It is the early days of January 2010, and the company forms to the front of the memorial display at the chapel of the forward operating base in Afghanistan. The backdrop for the small shrine: the crossed staffs of an American flag and the regimental colors. An M4 rifle stands upright, its bayonet lodged into a felt-covered wooden desk in front of the flags, the pistol grip facing the audience. The fallen soldier's helmet rests on the weapon's buttstock, shielding it as it once did his silhouette. Two dog tags dangle from the rifle's pistol grip, clamoring in the desert wind. Below, centered on the rifle's barrel and arrayed at the position of attention, are the soldier's desert tan boots tied, laces tucked.

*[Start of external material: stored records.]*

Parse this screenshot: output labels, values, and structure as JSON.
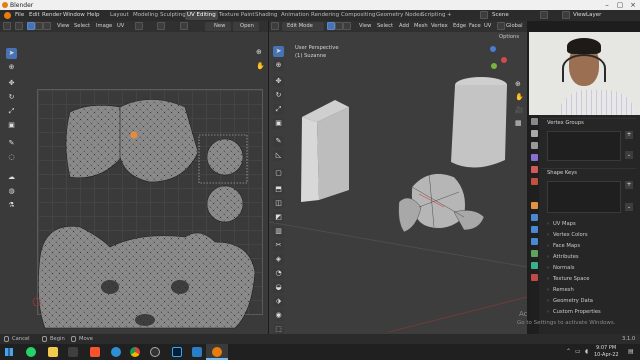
{
  "window": {
    "title": "Blender"
  },
  "menubar": {
    "items": [
      "File",
      "Edit",
      "Render",
      "Window",
      "Help"
    ],
    "workspaces": [
      "Layout",
      "Modeling",
      "Sculpting",
      "UV Editing",
      "Texture Paint",
      "Shading",
      "Animation",
      "Rendering",
      "Compositing",
      "Geometry Nodes",
      "Scripting"
    ],
    "active_workspace": "UV Editing",
    "scene": "Scene",
    "view_layer": "ViewLayer"
  },
  "uv_header": {
    "view": "View",
    "select": "Select",
    "image": "Image",
    "uv": "UV",
    "new_label": "New",
    "open_label": "Open"
  },
  "viewport_header": {
    "mode": "Edit Mode",
    "view": "View",
    "select": "Select",
    "add": "Add",
    "mesh": "Mesh",
    "vertex": "Vertex",
    "edge": "Edge",
    "face": "Face",
    "uv": "UV",
    "orientation": "Global",
    "options": "Options"
  },
  "viewport_overlay": {
    "perspective": "User Perspective",
    "object": "(1) Suzanne"
  },
  "properties": {
    "vertex_groups": "Vertex Groups",
    "shape_keys": "Shape Keys",
    "sections": [
      "UV Maps",
      "Vertex Colors",
      "Face Maps",
      "Attributes",
      "Normals",
      "Texture Space",
      "Remesh",
      "Geometry Data",
      "Custom Properties"
    ]
  },
  "statusbar": {
    "cancel": "Cancel",
    "begin": "Begin",
    "move": "Move",
    "version": "3.1.0"
  },
  "watermark": {
    "line1": "Activate Windows",
    "line2": "Go to Settings to activate Windows."
  },
  "taskbar": {
    "time": "9:07 PM",
    "date": "10-Apr-22"
  },
  "colors": {
    "accent": "#4772b3",
    "active_face": "#e88a3a",
    "header": "#303030"
  }
}
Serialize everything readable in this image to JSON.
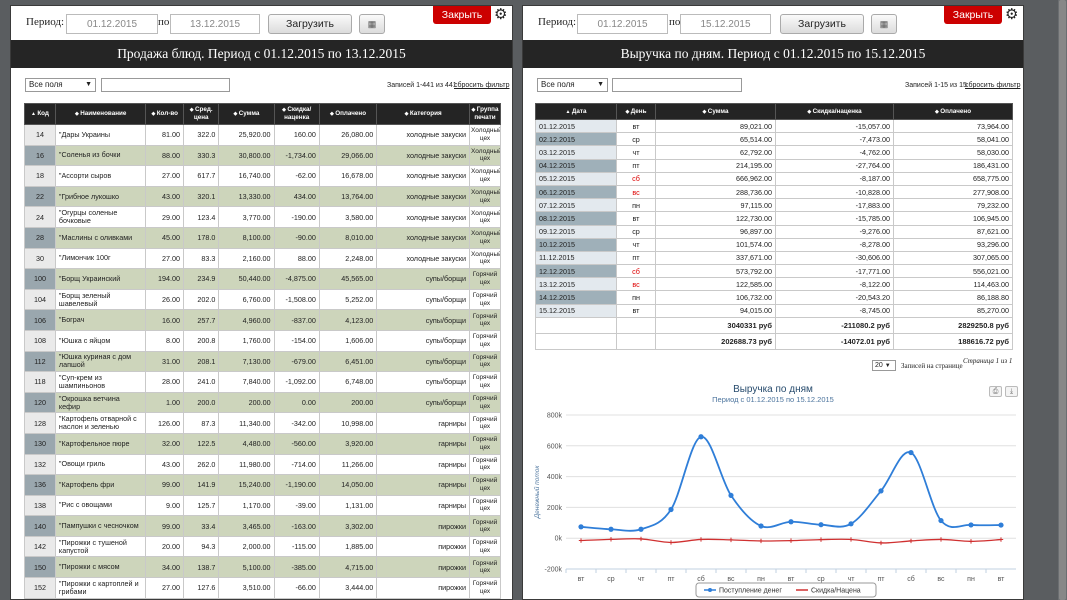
{
  "left": {
    "period_label": "Период: с",
    "to_label": "по",
    "date_from": "01.12.2015",
    "date_to": "13.12.2015",
    "load_label": "Загрузить",
    "close_label": "Закрыть",
    "title": "Продажа блюд. Период с 01.12.2015 по 13.12.2015",
    "filter_label": "Все поля",
    "records": "Записей 1-441 из 441",
    "reset": "сбросить фильтр",
    "headers": [
      "Код",
      "Наименование",
      "Кол-во",
      "Сред. цена",
      "Сумма",
      "Скидка/ наценка",
      "Оплачено",
      "Категория",
      "Группа печати"
    ],
    "rows": [
      [
        "14",
        "\"Дары Украины",
        "81.00",
        "322.0",
        "25,920.00",
        "160.00",
        "26,080.00",
        "холодные закуски",
        "Холодный цех"
      ],
      [
        "16",
        "\"Соленья из бочки",
        "88.00",
        "330.3",
        "30,800.00",
        "-1,734.00",
        "29,066.00",
        "холодные закуски",
        "Холодный цех"
      ],
      [
        "18",
        "\"Ассорти сыров",
        "27.00",
        "617.7",
        "16,740.00",
        "-62.00",
        "16,678.00",
        "холодные закуски",
        "Холодный цех"
      ],
      [
        "22",
        "\"Грибное лукошко",
        "43.00",
        "320.1",
        "13,330.00",
        "434.00",
        "13,764.00",
        "холодные закуски",
        "Холодный цех"
      ],
      [
        "24",
        "\"Огурцы соленые бочковые",
        "29.00",
        "123.4",
        "3,770.00",
        "-190.00",
        "3,580.00",
        "холодные закуски",
        "Холодный цех"
      ],
      [
        "28",
        "\"Маслины с оливками",
        "45.00",
        "178.0",
        "8,100.00",
        "-90.00",
        "8,010.00",
        "холодные закуски",
        "Холодный цех"
      ],
      [
        "30",
        "\"Лимончик 100г",
        "27.00",
        "83.3",
        "2,160.00",
        "88.00",
        "2,248.00",
        "холодные закуски",
        "Холодный цех"
      ],
      [
        "100",
        "\"Борщ Украинский",
        "194.00",
        "234.9",
        "50,440.00",
        "-4,875.00",
        "45,565.00",
        "супы/борщи",
        "Горячий цех"
      ],
      [
        "104",
        "\"Борщ зеленый шавелевый",
        "26.00",
        "202.0",
        "6,760.00",
        "-1,508.00",
        "5,252.00",
        "супы/борщи",
        "Горячий цех"
      ],
      [
        "106",
        "\"Бограч",
        "16.00",
        "257.7",
        "4,960.00",
        "-837.00",
        "4,123.00",
        "супы/борщи",
        "Горячий цех"
      ],
      [
        "108",
        "\"Юшка с яйцом",
        "8.00",
        "200.8",
        "1,760.00",
        "-154.00",
        "1,606.00",
        "супы/борщи",
        "Горячий цех"
      ],
      [
        "112",
        "\"Юшка куриная с дом лапшой",
        "31.00",
        "208.1",
        "7,130.00",
        "-679.00",
        "6,451.00",
        "супы/борщи",
        "Горячий цех"
      ],
      [
        "118",
        "\"Суп-крем из шампиньонов",
        "28.00",
        "241.0",
        "7,840.00",
        "-1,092.00",
        "6,748.00",
        "супы/борщи",
        "Горячий цех"
      ],
      [
        "120",
        "\"Окрошка ветчина кефир",
        "1.00",
        "200.0",
        "200.00",
        "0.00",
        "200.00",
        "супы/борщи",
        "Горячий цех"
      ],
      [
        "128",
        "\"Картофель отварной с наслон и зеленью",
        "126.00",
        "87.3",
        "11,340.00",
        "-342.00",
        "10,998.00",
        "гарниры",
        "Горячий цех"
      ],
      [
        "130",
        "\"Картофельное пюре",
        "32.00",
        "122.5",
        "4,480.00",
        "-560.00",
        "3,920.00",
        "гарниры",
        "Горячий цех"
      ],
      [
        "132",
        "\"Овощи гриль",
        "43.00",
        "262.0",
        "11,980.00",
        "-714.00",
        "11,266.00",
        "гарниры",
        "Горячий цех"
      ],
      [
        "136",
        "\"Картофель фри",
        "99.00",
        "141.9",
        "15,240.00",
        "-1,190.00",
        "14,050.00",
        "гарниры",
        "Горячий цех"
      ],
      [
        "138",
        "\"Рис с овощами",
        "9.00",
        "125.7",
        "1,170.00",
        "-39.00",
        "1,131.00",
        "гарниры",
        "Горячий цех"
      ],
      [
        "140",
        "\"Пампушки с чесночком",
        "99.00",
        "33.4",
        "3,465.00",
        "-163.00",
        "3,302.00",
        "пирожки",
        "Горячий цех"
      ],
      [
        "142",
        "\"Пирожки с тушеной капустой",
        "20.00",
        "94.3",
        "2,000.00",
        "-115.00",
        "1,885.00",
        "пирожки",
        "Горячий цех"
      ],
      [
        "150",
        "\"Пирожки с мясом",
        "34.00",
        "138.7",
        "5,100.00",
        "-385.00",
        "4,715.00",
        "пирожки",
        "Горячий цех"
      ],
      [
        "152",
        "\"Пирожки с картоплей и грибами",
        "27.00",
        "127.6",
        "3,510.00",
        "-66.00",
        "3,444.00",
        "пирожки",
        "Горячий цех"
      ]
    ]
  },
  "right": {
    "period_label": "Период: с",
    "to_label": "по",
    "date_from": "01.12.2015",
    "date_to": "15.12.2015",
    "load_label": "Загрузить",
    "close_label": "Закрыть",
    "title": "Выручка по дням. Период с 01.12.2015 по 15.12.2015",
    "filter_label": "Все поля",
    "records": "Записей 1-15 из 15",
    "reset": "сбросить фильтр",
    "headers": [
      "Дата",
      "День",
      "Сумма",
      "Скидка/наценка",
      "Оплачено"
    ],
    "rows": [
      [
        "01.12.2015",
        "вт",
        "89,021.00",
        "-15,057.00",
        "73,964.00"
      ],
      [
        "02.12.2015",
        "ср",
        "65,514.00",
        "-7,473.00",
        "58,041.00"
      ],
      [
        "03.12.2015",
        "чт",
        "62,792.00",
        "-4,762.00",
        "58,030.00"
      ],
      [
        "04.12.2015",
        "пт",
        "214,195.00",
        "-27,764.00",
        "186,431.00"
      ],
      [
        "05.12.2015",
        "сб",
        "666,962.00",
        "-8,187.00",
        "658,775.00"
      ],
      [
        "06.12.2015",
        "вс",
        "288,736.00",
        "-10,828.00",
        "277,908.00"
      ],
      [
        "07.12.2015",
        "пн",
        "97,115.00",
        "-17,883.00",
        "79,232.00"
      ],
      [
        "08.12.2015",
        "вт",
        "122,730.00",
        "-15,785.00",
        "106,945.00"
      ],
      [
        "09.12.2015",
        "ср",
        "96,897.00",
        "-9,276.00",
        "87,621.00"
      ],
      [
        "10.12.2015",
        "чт",
        "101,574.00",
        "-8,278.00",
        "93,296.00"
      ],
      [
        "11.12.2015",
        "пт",
        "337,671.00",
        "-30,606.00",
        "307,065.00"
      ],
      [
        "12.12.2015",
        "сб",
        "573,792.00",
        "-17,771.00",
        "556,021.00"
      ],
      [
        "13.12.2015",
        "вс",
        "122,585.00",
        "-8,122.00",
        "114,463.00"
      ],
      [
        "14.12.2015",
        "пн",
        "106,732.00",
        "-20,543.20",
        "86,188.80"
      ],
      [
        "15.12.2015",
        "вт",
        "94,015.00",
        "-8,745.00",
        "85,270.00"
      ]
    ],
    "weekend_days": [
      "сб",
      "вс"
    ],
    "total_row": [
      "",
      "",
      "3040331 руб",
      "-211080.2 руб",
      "2829250.8 руб"
    ],
    "avg_row": [
      "",
      "",
      "202688.73 руб",
      "-14072.01 руб",
      "188616.72 руб"
    ],
    "page_size": "20",
    "page_size_label": "Записей на странице",
    "page_info": "Страница 1 из 1"
  },
  "chart_data": {
    "type": "line",
    "title": "Выручка по дням",
    "subtitle": "Период с 01.12.2015 по 15.12.2015",
    "ylabel": "Денежный поток",
    "ylim": [
      -200000,
      800000
    ],
    "yticks": [
      -200000,
      0,
      200000,
      400000,
      600000,
      800000
    ],
    "ytick_labels": [
      "-200k",
      "0k",
      "200k",
      "400k",
      "600k",
      "800k"
    ],
    "categories": [
      "вт",
      "ср",
      "чт",
      "пт",
      "сб",
      "вс",
      "пн",
      "вт",
      "ср",
      "чт",
      "пт",
      "сб",
      "вс",
      "пн",
      "вт"
    ],
    "series": [
      {
        "name": "Поступление денег",
        "color": "#2f7ed8",
        "values": [
          73964,
          58041,
          58030,
          186431,
          658775,
          277908,
          79232,
          106945,
          87621,
          93296,
          307065,
          556021,
          114463,
          86189,
          85270
        ]
      },
      {
        "name": "Скидка/Нацена",
        "color": "#d03030",
        "values": [
          -15057,
          -7473,
          -4762,
          -27764,
          -8187,
          -10828,
          -17883,
          -15785,
          -9276,
          -8278,
          -30606,
          -17771,
          -8122,
          -20543,
          -8745
        ]
      }
    ]
  }
}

Leaning against the laces is a framed portrait of the fallen: Staff Sergeant [last name]. A Purple Heart medallion, presented in its original black silk-laden box, shines prominently in front of the picture.
"Ladies and gentlemen, the ceremony will begin in two minutes," says the chaplain in his hospitable Southern twang. The imposing battalion and brigade leadership files out of the chapel, programs and bios of the fallen in hand.
"Company! Atten-shun!" calls out the Attack Company first sergeant, bringing the gaggle to order. I wince, contemplating how many memorials our first sergeant has stood for in his lifetime. He has had seven deployments and two decades in the Army. "Parade rest!"
"Ladies and gentlemen, please stand for the invocation," the chaplain begins. "Father, we are gathered here today to celebrate the life of one of your finest servants: Staff Sergeant [first name, middle initial, last name] ..." My mind drifts off into the clear blue sky. I still hear the radio traffic in my head. It replays in my conscience like a broken record: Contact! Contact! IED! ... The lower half of his body! It's blown off! That was Christmas Day 2009. My quaking cheek muscles wring a tear from my eyes.
The battalion commander takes the podium first. He speaks of the staff sergeant's career and dedication to the mission. His words are kind and sincere. The company commander follows with his bio: where he was born, where he enlisted. "Staff Sergeant [last name] is survived by his wife and his three sons."
I see those boys, first smiling and laughing, and then I see them in horror, with frantic tears upon hearing the words "We regret to inform you ..." I wonder how these children will ever open another Christmas gift again. How many nights they will bargain with God, praying at the foot of their beds: "I'll give back every single gift I'll ever get for the rest of my life, for just one more day with my dad."
As the commander stands down, the staff sergeant's platoon sergeant and dear friend rises for his remarks. We know his heartfelt eulogy is sure to be filled with humor a refreshing change of pace from the sadness that overwhelms the audience. "Staff Sergeant [last name] and I had some great times. There was never anything but a smile on his face. I loved watching him slap food out of his soldiers' faces. And with a dead stare and straight face, snarling, "You can't eat, you're in A Co.!"
The staff sergeant's platoon leader speaks next. He reads from Psalm 23: "As I walk through the valley of the shadow of death, I will fear no evil." As the platoon leader takes his seat, a bagpipe quintet begins a rendition of "Amazing Grace." The nasal reverberation of the pipes stuns my eardrums. It brings my conscience back to the ceremony, back to the realization: he's gone.